When they can undo the suffering they have caused by being the RIAA's hand puppets, THEN I will consider forgiveness.
Or, you know, if they tried.
Re:Hold on. (Score:5, Insightful)
Yeah, it's funny how that works. It's almost as if people can't process anything like: "while I don't agree with their competitors, I believe that person/company/ideology/etc. is behaving evilly." Exactly when did criticizing one group automatically mean you were working for the other side?
Conservatives have a tendency toward ethical blindness when it comes to the pracitcal human consequences of certain ideological fixed-points, like for example their belief in the awesome awesomeness of free markets as applied to everything under the sun. Many conservatives have the self-awareness to admit this is a weakness of their ideology, and some even attempt to address it. Damn heretics, I guess.
Liberals, if you want me to criticize those that I often criticize on a daily basis, have an insufficent appreciation for personal self-possession and responsibility, and tend to believe that underwriting centralized, highly inefficient bureaucracies is somehow a good way of providing services in the public interest. See? I can criticize yet another group I don't belong to. I am versatile.
Re:Bush twins (Score:3, Insightful)
It shows to everyone what the bully truly is about: cowardice. All the bully can do is glare at the tormenter.
In the case of the RIAA, they are faced with a lose-lose-lose situation: even if they bring a case, and even if they win it, they lose politically. If they lose the case, they establish a bad precedent for themselves. Public humiliation is the least damaging of their options.
Re:Capone and taxes (Score:3, Insightful)
He was probably more charasmatic too.
free money (Score:4, Insightful)
Re:Careful Now (Score:5, Insightful)
Hardly. It's entirely possible to be against a bad law, yet be for the even application of it. In this case fair application of the law makes it very clear just how bad a law it is.

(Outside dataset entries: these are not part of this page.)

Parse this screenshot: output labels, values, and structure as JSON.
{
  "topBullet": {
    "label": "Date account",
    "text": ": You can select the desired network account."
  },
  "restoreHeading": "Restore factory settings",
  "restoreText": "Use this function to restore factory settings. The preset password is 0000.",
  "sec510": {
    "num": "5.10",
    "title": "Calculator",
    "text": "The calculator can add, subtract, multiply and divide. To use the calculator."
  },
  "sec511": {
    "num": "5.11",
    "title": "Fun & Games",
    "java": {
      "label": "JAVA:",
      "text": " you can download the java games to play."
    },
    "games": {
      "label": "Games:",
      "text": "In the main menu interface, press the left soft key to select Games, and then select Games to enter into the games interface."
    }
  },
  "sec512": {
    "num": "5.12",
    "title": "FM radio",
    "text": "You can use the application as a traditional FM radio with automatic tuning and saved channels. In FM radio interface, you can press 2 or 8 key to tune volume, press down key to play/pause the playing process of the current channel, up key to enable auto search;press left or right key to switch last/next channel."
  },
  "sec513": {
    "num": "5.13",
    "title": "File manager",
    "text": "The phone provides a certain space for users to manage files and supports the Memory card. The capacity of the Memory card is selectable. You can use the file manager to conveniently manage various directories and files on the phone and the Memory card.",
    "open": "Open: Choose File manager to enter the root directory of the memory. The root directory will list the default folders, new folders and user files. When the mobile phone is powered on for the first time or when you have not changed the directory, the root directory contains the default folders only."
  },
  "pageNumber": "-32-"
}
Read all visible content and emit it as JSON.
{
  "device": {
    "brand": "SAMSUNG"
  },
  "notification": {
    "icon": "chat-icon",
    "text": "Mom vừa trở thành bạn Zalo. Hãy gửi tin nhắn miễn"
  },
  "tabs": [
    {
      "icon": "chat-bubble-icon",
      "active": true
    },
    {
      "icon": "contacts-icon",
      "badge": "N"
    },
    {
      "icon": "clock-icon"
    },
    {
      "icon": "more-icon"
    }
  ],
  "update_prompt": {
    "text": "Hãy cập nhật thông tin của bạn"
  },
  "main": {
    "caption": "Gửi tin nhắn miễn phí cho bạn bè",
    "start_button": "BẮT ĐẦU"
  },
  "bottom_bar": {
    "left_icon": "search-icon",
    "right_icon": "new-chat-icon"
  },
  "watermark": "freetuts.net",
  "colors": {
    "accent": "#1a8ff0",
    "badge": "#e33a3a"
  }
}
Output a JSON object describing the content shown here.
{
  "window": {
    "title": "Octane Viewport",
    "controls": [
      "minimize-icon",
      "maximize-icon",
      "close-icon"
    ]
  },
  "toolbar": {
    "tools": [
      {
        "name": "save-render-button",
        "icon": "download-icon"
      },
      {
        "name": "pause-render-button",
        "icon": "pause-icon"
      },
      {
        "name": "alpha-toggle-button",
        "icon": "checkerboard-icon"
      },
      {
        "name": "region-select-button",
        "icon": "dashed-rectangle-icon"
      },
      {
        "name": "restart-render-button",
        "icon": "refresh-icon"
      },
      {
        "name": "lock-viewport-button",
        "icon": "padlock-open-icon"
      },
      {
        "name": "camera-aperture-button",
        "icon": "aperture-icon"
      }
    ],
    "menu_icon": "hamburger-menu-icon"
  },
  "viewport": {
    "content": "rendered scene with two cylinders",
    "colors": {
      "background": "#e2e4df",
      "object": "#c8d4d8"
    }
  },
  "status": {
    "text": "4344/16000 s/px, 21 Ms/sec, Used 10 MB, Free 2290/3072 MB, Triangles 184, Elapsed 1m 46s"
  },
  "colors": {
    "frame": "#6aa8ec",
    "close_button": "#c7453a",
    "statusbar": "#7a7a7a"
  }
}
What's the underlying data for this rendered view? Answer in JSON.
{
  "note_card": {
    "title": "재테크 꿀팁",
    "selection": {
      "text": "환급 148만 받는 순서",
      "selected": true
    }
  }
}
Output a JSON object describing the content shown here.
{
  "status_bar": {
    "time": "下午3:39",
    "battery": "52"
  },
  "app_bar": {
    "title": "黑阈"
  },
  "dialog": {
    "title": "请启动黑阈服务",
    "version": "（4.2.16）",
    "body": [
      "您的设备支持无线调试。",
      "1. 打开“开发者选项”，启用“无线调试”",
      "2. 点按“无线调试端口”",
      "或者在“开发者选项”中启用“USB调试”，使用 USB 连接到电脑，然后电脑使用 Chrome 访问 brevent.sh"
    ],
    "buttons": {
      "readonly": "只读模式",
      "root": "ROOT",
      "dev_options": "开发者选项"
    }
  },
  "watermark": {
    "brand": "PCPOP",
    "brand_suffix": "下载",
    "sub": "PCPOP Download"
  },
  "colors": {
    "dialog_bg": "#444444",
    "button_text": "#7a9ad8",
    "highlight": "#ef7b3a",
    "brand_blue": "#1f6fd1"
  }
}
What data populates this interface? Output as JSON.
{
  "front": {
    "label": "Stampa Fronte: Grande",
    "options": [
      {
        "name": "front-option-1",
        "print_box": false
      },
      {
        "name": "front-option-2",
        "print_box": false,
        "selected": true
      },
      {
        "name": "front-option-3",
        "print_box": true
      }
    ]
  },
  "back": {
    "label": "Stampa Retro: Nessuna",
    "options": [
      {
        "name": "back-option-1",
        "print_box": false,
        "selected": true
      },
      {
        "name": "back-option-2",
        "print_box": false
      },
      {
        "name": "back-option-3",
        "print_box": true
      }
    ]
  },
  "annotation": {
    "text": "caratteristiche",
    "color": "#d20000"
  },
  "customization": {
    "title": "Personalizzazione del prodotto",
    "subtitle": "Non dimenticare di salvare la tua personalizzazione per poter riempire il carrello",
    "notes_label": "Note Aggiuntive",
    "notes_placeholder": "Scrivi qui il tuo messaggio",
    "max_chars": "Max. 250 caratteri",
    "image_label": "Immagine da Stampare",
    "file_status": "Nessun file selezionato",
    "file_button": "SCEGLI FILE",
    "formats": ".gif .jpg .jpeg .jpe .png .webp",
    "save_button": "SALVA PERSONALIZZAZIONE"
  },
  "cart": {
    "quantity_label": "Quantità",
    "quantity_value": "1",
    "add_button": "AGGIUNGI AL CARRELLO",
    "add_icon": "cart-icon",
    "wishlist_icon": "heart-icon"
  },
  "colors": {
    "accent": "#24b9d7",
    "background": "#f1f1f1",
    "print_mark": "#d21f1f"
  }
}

Re:Hold on. (Score:2, Insightful)
Replace "conservatives" with "people", and then most of your second paragraph becomes redundant. Besides, only a fool would argue that free markets are perfect in the real world, since their "perfection" requires perfect information sharing between parties. That won't even happen. Instead, what most people who believe in free markets say is that they afford the most liberty to and between individuals, and tend to be the most efficient at solving problems. Kind of like Sir Winston's famous quote about democracy, free markets are the worst form of economics ever invented by man; except for all those others that have been tried from time to time.
Re:Excellent (Score:4, Insightful)
f u
I hope it takes less than my lifetime to clean up after this administration.
Re:Hold on. (Score:4, Insightful)
Some ideas are liberal, some are conservative, some are both, some are neither. Any one person usually holds to ideas and rejects ideas of both stripes.
Invading Iraq, for example, is not a liberal idea: liberalism disavows a nation's right to make aggressive war.
It isn't a conservative idea: conservatism eschews getting unnecessarily embroiled in costly occupations, especially in Asia.
I am a liberal. I am a conservative. I am an American, a citizen of a country founded on two incredible ideas. One is liberal, that the government is subordinate to the rights of people. The other is conservative, that the nation should be ruled by law not easily swayed by the mob or the powerful.
Dividing the country into liberals and conservatives weakens and diminishes us.
Re:Careful Now (Score:5, Insightful)
Imagine if crooked pharmacists and the millions of middle class Americans who abuse pharmaceutical drugs were treated like other "enemies" in the war on drugs.